The U.S. Federal Reserve on Wednesday proposed another new rule to strengthen consumer protections against abusive practices by credit card issuers, including limiting penalty fees and requiring them to reconsider past interest rate hikes.
The proposed rule would prohibit card issuers from charging late payment fees or other penalty charges that exceed the dollar amount of a consumer's violation of the account terms.
For example, card issuers would be banned from charging a $39 fee when the card holder is late in making a $20 minimum payment. In such a case, the late fee would be limited to $20, to be paid in addition to the minimum payment.
The rule would prevent credit card issuers from charging large penalty fees for small missteps by consumers and would require issuers to re-evaluate rate increases imposed since the beginning of last year, Federal Reserve Governor Elizabeth Duke said in a statement.

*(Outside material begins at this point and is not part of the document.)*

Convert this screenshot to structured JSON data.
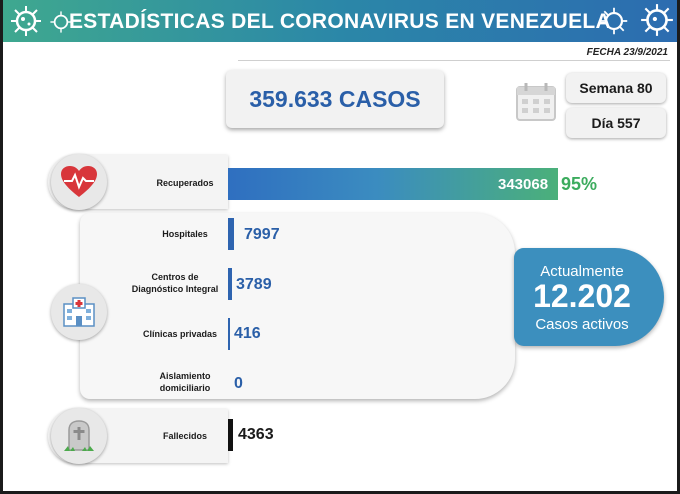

The rule, which implements parts of the Credit Card Accountability and Disclosure Act of 2009, would require card issuers to inform consumers of the reasons for interest rate increases. The issuers must re-evaluate the reasons for rate hikes made after January 1, 2009, every six months and if the review finds that circumstances have changed, they must reduce the rate where appropriate.
The proposed rule, which would take effect on August 22, would also prohibit issuers from charging multiple penalties for a single late payment or other violation of account terms. It would ban issuers from charging inactivity fees on accounts based on the consumer's failure to make purchases with a card.